On the Cavaliers' sixth stab from inside the Georgia Tech 5 with less than three minutes left in a scorefest of nearly 1,000 combined yards Saturday, Moore lofted a pass right for tight end Herman Moore. Talk about a sure thing. For more than three hours, Herman Moore had humiliated the nation's second-best pass defense, reaching above and around defenders and getting open with bursts of speed and deception to catch nine passes for a career-best 234 yards.
But this time, the Georgia Tech defense won. On the one series when it mattered, linebacker Calvin Tiggle followed Moore step for step and batted the ball away, forcing Virginia to settle for a game-tying field goal.
The big defensive stop set the stage for Scott Sisson's 37-yard field goal with seven seconds left, giving the unbeaten Yellow Jackets a dramatic 41-38 victory over the No. 1-ranked Cavaliers, and throwing a monkey wrench into the national championship race.
"I just rolled underneath him," Tiggle said of the defensive play against Moore. "We'd been chasing him all day. It was like a track meet. But that was the play. That was when it counted, and we stood up to the challenge."
Earlier in the week, Herman Moore, no blowhard, had incurred the wrath of Coach George Welsh by elevating the biggest game in Virginia history to, well, the biggest game in Virginia history. After watching the ACC title and No. 1 ranking bounce away, Moore used words like "devastating" and "painful."
"This loss hurts more than I can say," he said.
"This is going to be hard for our players to accept for a few days," said Welsh, whose team lost for the first time in 13 games.
A record crowd of 49,700 elbowed into Scott Stadium for a game that almost didn't take place. During the wee hours Saturday morning, a security guard discovered the artificial turf ablaze. Before the fire department arrived, a large patch had been ruined.

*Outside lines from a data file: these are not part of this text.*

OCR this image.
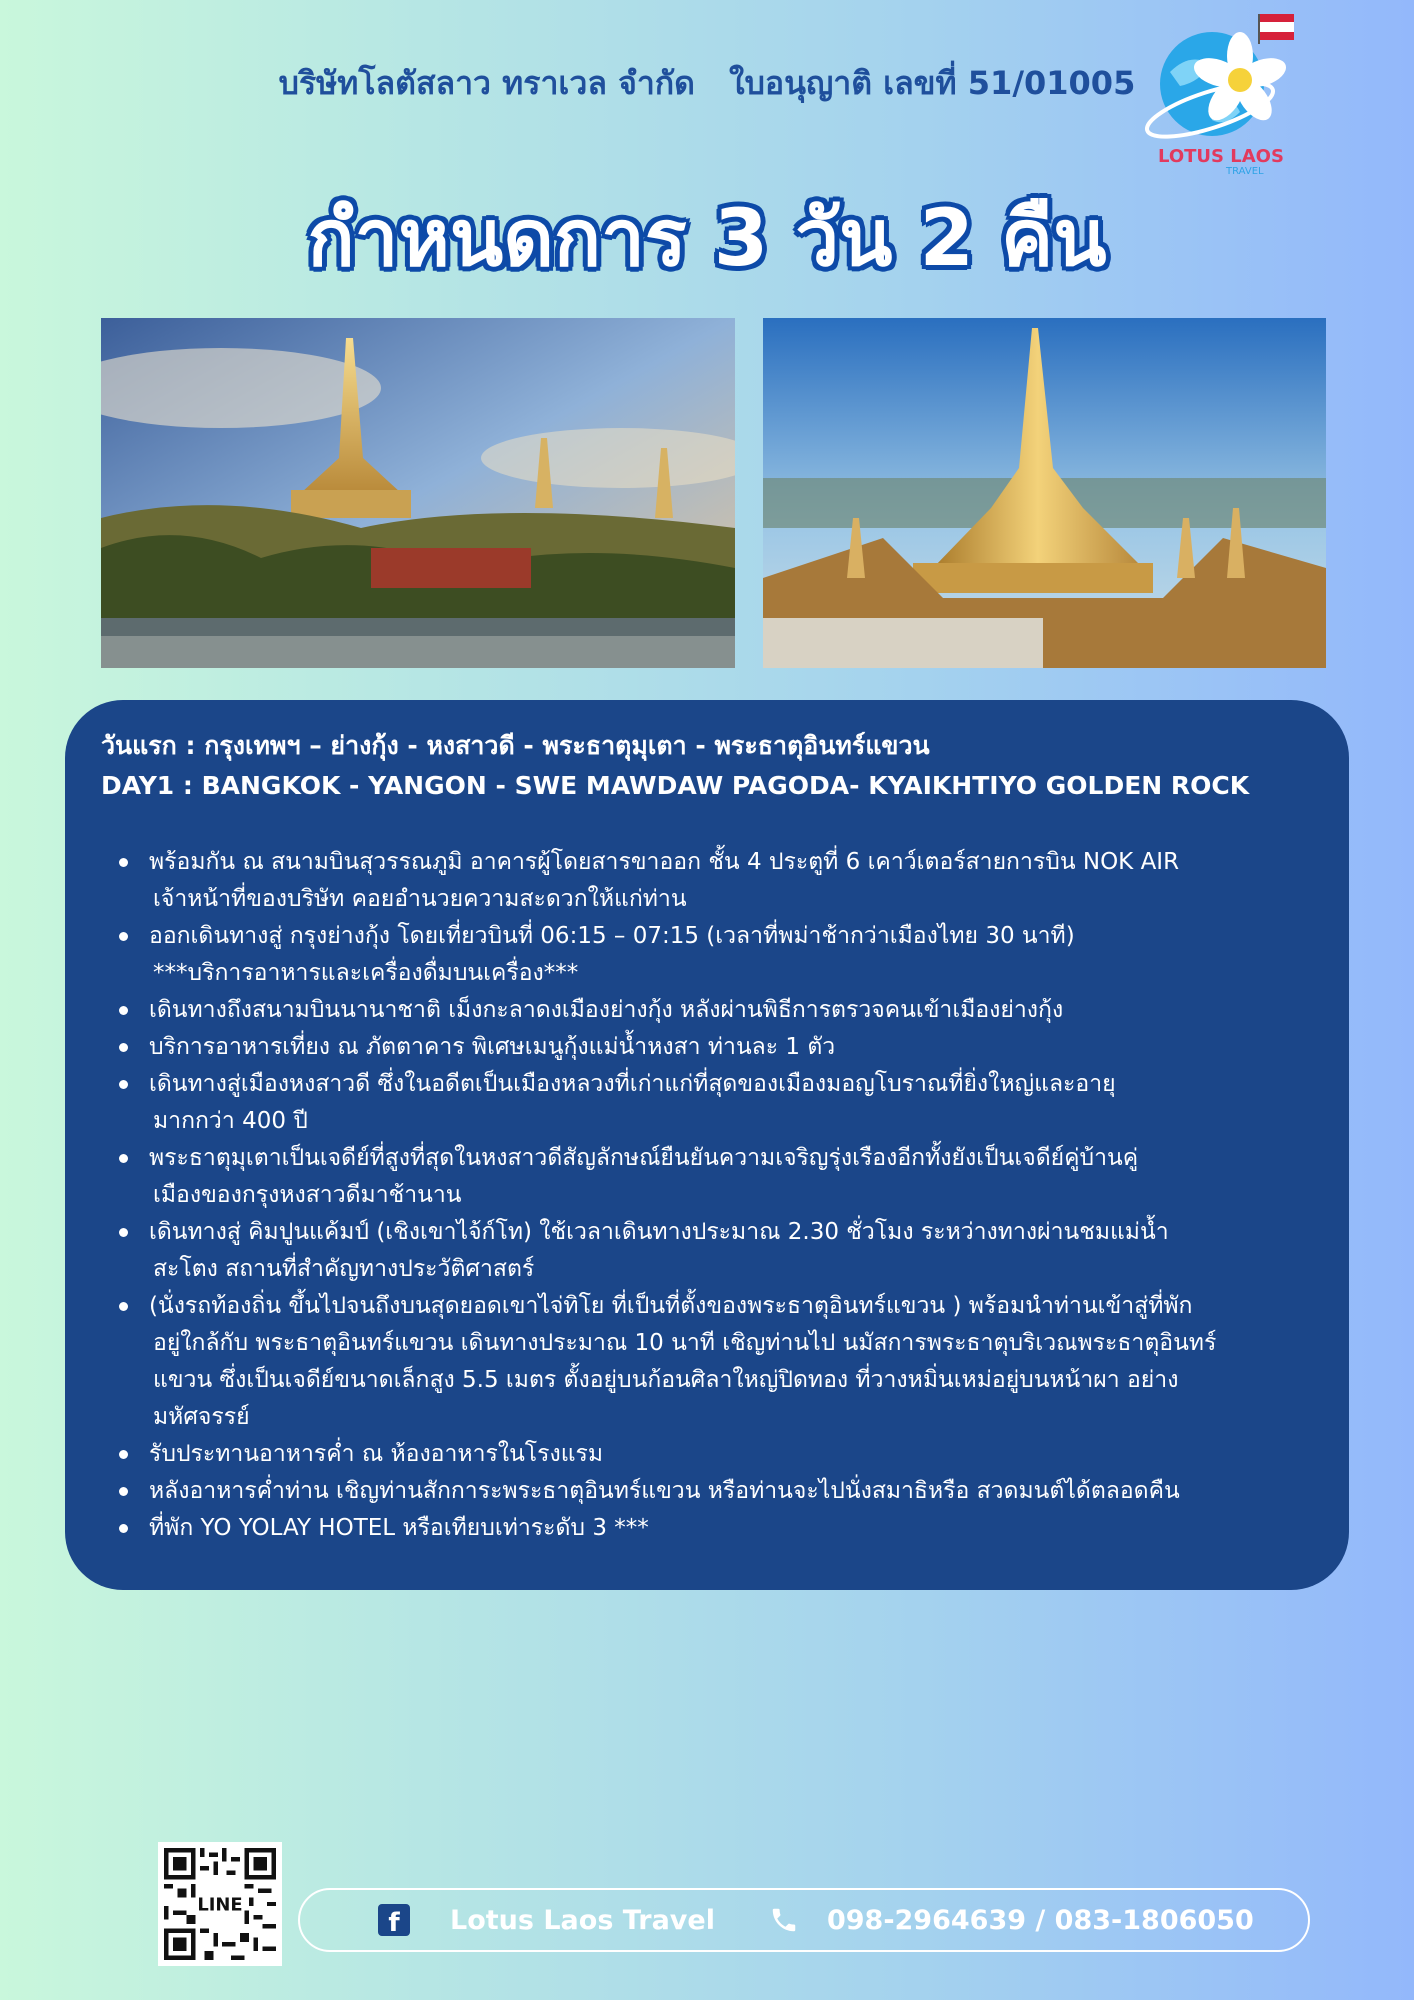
บริษัทโลตัสลาว ทราเวล จำกัด ใบอนุญาติ เลขที่ 51/01005
LOTUS LAOS
TRAVEL
กำหนดการ 3 วัน 2 คืน
วันแรก : กรุงเทพฯ – ย่างกุ้ง - หงสาวดี - พระธาตุมุเตา - พระธาตุอินทร์แขวน
DAY1 : BANGKOK - YANGON - SWE MAWDAW PAGODA- KYAIKHTIYO GOLDEN ROCK
พร้อมกัน ณ สนามบินสุวรรณภูมิ อาคารผู้โดยสารขาออก ชั้น 4 ประตูที่ 6 เคาว์เตอร์สายการบิน NOK AIR
เจ้าหน้าที่ของบริษัท คอยอำนวยความสะดวกให้แก่ท่าน
ออกเดินทางสู่ กรุงย่างกุ้ง โดยเที่ยวบินที่ 06:15 – 07:15 (เวลาที่พม่าช้ากว่าเมืองไทย 30 นาที)
***บริการอาหารและเครื่องดื่มบนเครื่อง***
เดินทางถึงสนามบินนานาชาติ เม็งกะลาดงเมืองย่างกุ้ง หลังผ่านพิธีการตรวจคนเข้าเมืองย่างกุ้ง
บริการอาหารเที่ยง ณ ภัตตาคาร พิเศษเมนูกุ้งแม่น้ำหงสา ท่านละ 1 ตัว
เดินทางสู่เมืองหงสาวดี ซึ่งในอดีตเป็นเมืองหลวงที่เก่าแก่ที่สุดของเมืองมอญโบราณที่ยิ่งใหญ่และอายุ
มากกว่า 400 ปี
พระธาตุมุเตาเป็นเจดีย์ที่สูงที่สุดในหงสาวดีสัญลักษณ์ยืนยันความเจริญรุ่งเรืองอีกทั้งยังเป็นเจดีย์คู่บ้านคู่
เมืองของกรุงหงสาวดีมาช้านาน
เดินทางสู่ คิมปูนแค้มป์ (เชิงเขาไจ้ก์โท) ใช้เวลาเดินทางประมาณ 2.30 ชั่วโมง ระหว่างทางผ่านชมแม่น้ำ
สะโตง สถานที่สำคัญทางประวัติศาสตร์
(นั่งรถท้องถิ่น ขึ้นไปจนถึงบนสุดยอดเขาไจ่ทิโย ที่เป็นที่ตั้งของพระธาตุอินทร์แขวน ) พร้อมนำท่านเข้าสู่ที่พัก
อยู่ใกล้กับ พระธาตุอินทร์แขวน เดินทางประมาณ 10 นาที เชิญท่านไป นมัสการพระธาตุบริเวณพระธาตุอินทร์
แขวน ซึ่งเป็นเจดีย์ขนาดเล็กสูง 5.5 เมตร ตั้งอยู่บนก้อนศิลาใหญ่ปิดทอง ที่วางหมิ่นเหม่อยู่บนหน้าผา อย่าง
มหัศจรรย์
รับประทานอาหารค่ำ ณ ห้องอาหารในโรงแรม
หลังอาหารค่ำท่าน เชิญท่านสักการะพระธาตุอินทร์แขวน หรือท่านจะไปนั่งสมาธิหรือ สวดมนต์ได้ตลอดคืน
ที่พัก YO YOLAY HOTEL หรือเทียบเท่าระดับ 3 ***
LINE
f	Lotus Laos Travel	098-2964639 / 083-1806050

Groundskeepers patched the carpet with leftover turf, but rain or cooler temperatures could have kept the glue from cementing and the game would have been cancelled.
By the time Virginia jumped out to a 13-0 lead in the first half, Tech looked like just another victim. But the Jackets started moving the ball at will in the second quarter, narrowed the gap to 28-14 at the half, and after a third quarter of fireworks, Tech became the first team to lead Virginia in the fourth quarter when Sisson hit a 33-yard field goal for a 38-35 margin.

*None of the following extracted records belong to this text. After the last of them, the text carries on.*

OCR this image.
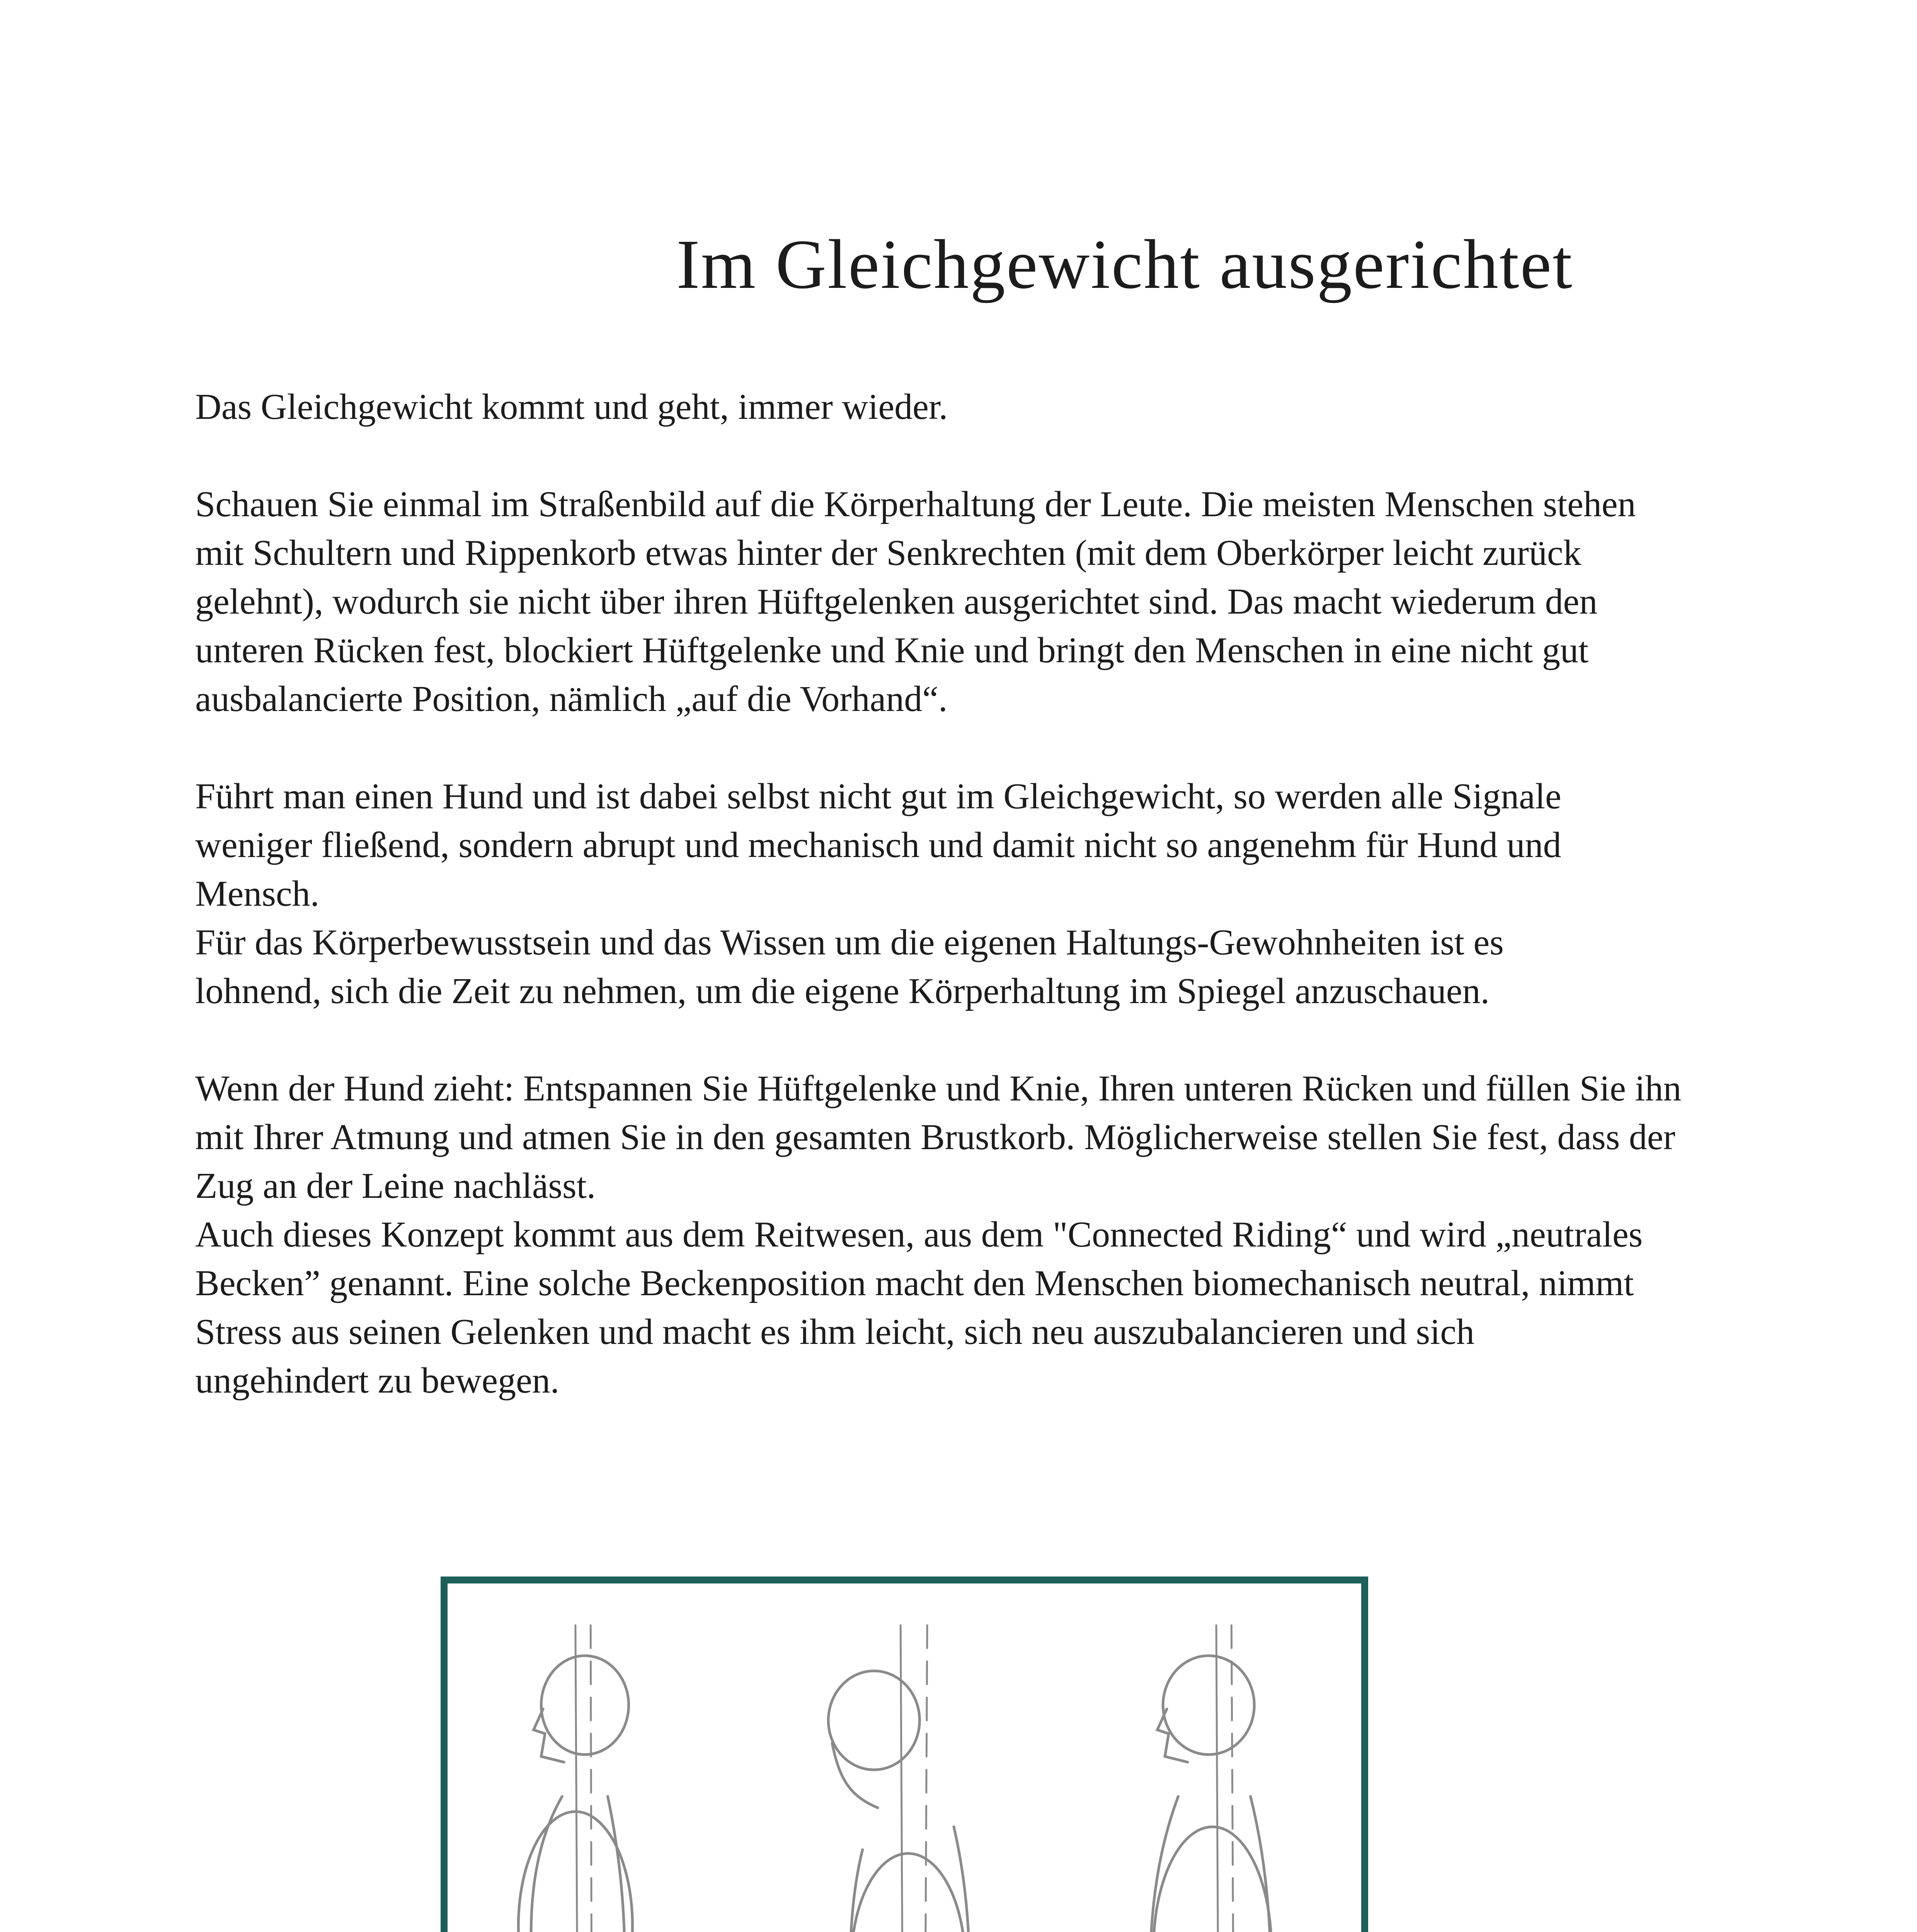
Im Gleichgewicht ausgerichtet

Das Gleichgewicht kommt und geht, immer wieder.

Schauen Sie einmal im Straßenbild auf die Körperhaltung der Leute. Die meisten Menschen stehen
mit Schultern und Rippenkorb etwas hinter der Senkrechten (mit dem Oberkörper leicht zurück
gelehnt), wodurch sie nicht über ihren Hüftgelenken ausgerichtet sind. Das macht wiederum den
unteren Rücken fest, blockiert Hüftgelenke und Knie und bringt den Menschen in eine nicht gut
ausbalancierte Position, nämlich „auf die Vorhand“.

Führt man einen Hund und ist dabei selbst nicht gut im Gleichgewicht, so werden alle Signale
weniger fließend, sondern abrupt und mechanisch und damit nicht so angenehm für Hund und
Mensch.

Für das Körperbewusstsein und das Wissen um die eigenen Haltungs-Gewohnheiten ist es
lohnend, sich die Zeit zu nehmen, um die eigene Körperhaltung im Spiegel anzuschauen.

Wenn der Hund zieht: Entspannen Sie Hüftgelenke und Knie, Ihren unteren Rücken und füllen Sie ihn
mit Ihrer Atmung und atmen Sie in den gesamten Brustkorb. Möglicherweise stellen Sie fest, dass der
Zug an der Leine nachlässt.

Auch dieses Konzept kommt aus dem Reitwesen, aus dem "Connected Riding“ und wird „neutrales
Becken” genannt. Eine solche Beckenposition macht den Menschen biomechanisch neutral, nimmt
Stress aus seinen Gelenken und macht es ihm leicht, sich neu auszubalancieren und sich
ungehindert zu bewegen.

The linkage to Virginia's dashed national championship bid may hurt Shawn Moore's Heisman Trophy campaign, but it shouldn't. Displaying the same propensity for the big play that brought Virginia to 7-0 and atop the wire service rankings for the first time, Moore completed 18 of 28 passes, ran for three touchdowns and passed for another.
Georgia Tech quarterback Shawn Jones, saving his best for the biggest game, completed 17 of 29 for 257 yards and two TDs, scrambled often and well, and skillfully drove the Jackets into position for the game-winning field goal.
"Our Shawn is a quarterback, too," Georgia Tech Coach Bobby Ross said.
Welsh, refusing to second-guess his decision to settle for Jay McInernery's 23-yard field goal near the end, said: "There were two-and-a-half minutes left. We had three timeouts left. We felt like we had time to come back."